Co-reporter:Cheng-Hsiang Kuo, Lorraine Leon, Eun Ji Chung, Ru-Ting Huang, Timothy J. Sontag, Catherine A. Reardon, Godfrey S. Getz, Matthew Tirrell and Yun Fang
Journal of Materials Chemistry A 2014 - vol. 2(Issue 46) pp:NaN8153-8153
Publication Date(Web):2014/09/05
DOI:10.1039/C4TB00977K
Polyelectrolyte complex micelles have great potential as gene delivery vehicles because of their ability to encapsulate charged nucleic acids forming a core by neutralizing their charge, while simultaneously protecting the nucleic acids from non-specific interactions and enzymatic degradation. Furthermore, to enhance specificity and transfection efficiency, polyelectrolyte complex micelles can be modified to include targeting capabilities. Here, we describe the design of targeted polyelectrolyte complex micelles containing inhibitors against dys-regulated microRNAs (miRNAs) that promote atherosclerosis, a leading cause of human mortality and morbidity. Inhibition of dys-regulated miRNAs in diseased cells associated with atherosclerosis has resulted in therapeutic efficacy in animal models and has been proposed to treat human diseases. However, the non-specific targeting of microRNA inhibitors via systemic delivery has remained an issue that may cause unwanted side effects. For this reason, we incorporated two different peptide sequences to our miRNA inhibitor containing polyelectrolyte complex micelles.
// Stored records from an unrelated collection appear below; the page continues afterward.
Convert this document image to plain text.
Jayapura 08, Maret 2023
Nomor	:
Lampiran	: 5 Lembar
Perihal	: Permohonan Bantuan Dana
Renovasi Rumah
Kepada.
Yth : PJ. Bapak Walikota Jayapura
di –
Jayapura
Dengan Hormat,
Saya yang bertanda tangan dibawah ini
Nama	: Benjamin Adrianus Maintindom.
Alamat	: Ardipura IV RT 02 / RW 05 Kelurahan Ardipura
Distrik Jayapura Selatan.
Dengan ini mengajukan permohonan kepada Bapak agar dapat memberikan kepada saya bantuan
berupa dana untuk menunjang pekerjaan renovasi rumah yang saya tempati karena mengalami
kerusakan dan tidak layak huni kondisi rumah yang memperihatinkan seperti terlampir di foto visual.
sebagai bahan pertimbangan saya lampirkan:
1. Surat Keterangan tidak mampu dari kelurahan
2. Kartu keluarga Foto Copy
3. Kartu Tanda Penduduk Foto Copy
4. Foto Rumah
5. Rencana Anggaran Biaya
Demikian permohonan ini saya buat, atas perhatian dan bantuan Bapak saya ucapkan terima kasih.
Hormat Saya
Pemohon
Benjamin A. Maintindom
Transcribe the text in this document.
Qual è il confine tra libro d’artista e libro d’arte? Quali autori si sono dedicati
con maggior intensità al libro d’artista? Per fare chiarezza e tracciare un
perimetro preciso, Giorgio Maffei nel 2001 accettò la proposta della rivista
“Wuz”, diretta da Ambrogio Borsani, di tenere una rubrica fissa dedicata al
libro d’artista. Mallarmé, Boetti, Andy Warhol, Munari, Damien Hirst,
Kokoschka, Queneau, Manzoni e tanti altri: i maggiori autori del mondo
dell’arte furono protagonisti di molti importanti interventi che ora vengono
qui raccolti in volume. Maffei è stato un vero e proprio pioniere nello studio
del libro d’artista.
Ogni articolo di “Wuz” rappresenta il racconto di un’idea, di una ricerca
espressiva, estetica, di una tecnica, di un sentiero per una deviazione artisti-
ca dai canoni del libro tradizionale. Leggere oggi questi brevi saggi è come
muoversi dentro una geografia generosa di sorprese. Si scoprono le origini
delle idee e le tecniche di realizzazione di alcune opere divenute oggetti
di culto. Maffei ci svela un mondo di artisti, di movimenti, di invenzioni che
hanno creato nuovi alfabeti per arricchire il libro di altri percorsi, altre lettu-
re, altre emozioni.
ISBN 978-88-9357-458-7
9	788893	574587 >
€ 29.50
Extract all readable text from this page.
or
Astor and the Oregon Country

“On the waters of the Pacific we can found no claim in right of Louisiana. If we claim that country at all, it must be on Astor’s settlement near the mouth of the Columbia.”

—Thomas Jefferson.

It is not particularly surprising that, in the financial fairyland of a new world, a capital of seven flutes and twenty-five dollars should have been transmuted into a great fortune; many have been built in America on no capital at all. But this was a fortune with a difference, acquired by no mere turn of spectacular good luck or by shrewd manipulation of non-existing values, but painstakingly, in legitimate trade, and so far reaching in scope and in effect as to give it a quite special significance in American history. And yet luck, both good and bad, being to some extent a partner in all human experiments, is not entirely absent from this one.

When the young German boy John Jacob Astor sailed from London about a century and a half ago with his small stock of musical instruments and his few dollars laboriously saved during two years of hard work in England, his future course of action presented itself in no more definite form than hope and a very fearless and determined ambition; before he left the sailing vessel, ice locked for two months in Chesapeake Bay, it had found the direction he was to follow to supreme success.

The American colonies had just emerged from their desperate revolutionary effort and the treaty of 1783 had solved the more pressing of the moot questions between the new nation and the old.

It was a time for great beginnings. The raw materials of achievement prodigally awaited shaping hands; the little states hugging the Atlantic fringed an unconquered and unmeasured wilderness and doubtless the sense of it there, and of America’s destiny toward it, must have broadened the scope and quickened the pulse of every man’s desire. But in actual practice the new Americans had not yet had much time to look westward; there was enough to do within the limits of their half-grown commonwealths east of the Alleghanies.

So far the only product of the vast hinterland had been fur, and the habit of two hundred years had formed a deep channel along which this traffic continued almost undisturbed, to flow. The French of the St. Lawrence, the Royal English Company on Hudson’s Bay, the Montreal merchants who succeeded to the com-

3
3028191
One of the peptides (Arginine-Glutamic Acid-Lysine-Alanine or REKA) was used in another micellar system that demonstrated lesion-specific targeting in a mouse model of atherosclerosis. The other peptide (Valine-Histidine-Proline-Lysine-Glutamine-Histidine-Arginine or VHPKQHR) was identified via phage display and targets vascular endothelial cells through the vascular cell adhesion molecule-1 (VCAM-1). In this study we have tested the in vitro efficacy and efficiency of lesion- and cell-specific delivery of microRNA inhibitors to the cells associated with atherosclerotic lesions via peptide-targeted polyelectrolyte complex micelles. Our results show that REKA-containing micelles (fibrin-targeting) and VHPKQHR-containing micelles (VCAM-1 targeting) can be used to carry and deliver microRNA inhibitors into macrophages and human endothelial cells, respectively. Additionally, the functionality of miRNA inhibitors in cells was demonstrated by analyzing miRNA expression as well as the expression or the biological function of its downstream target protein. Our study provides the first demonstration of targeting dys-regulated miRNAs in atherosclerosis using targeted polyelectrolyte complex micelles and holds promising potential for translational applications.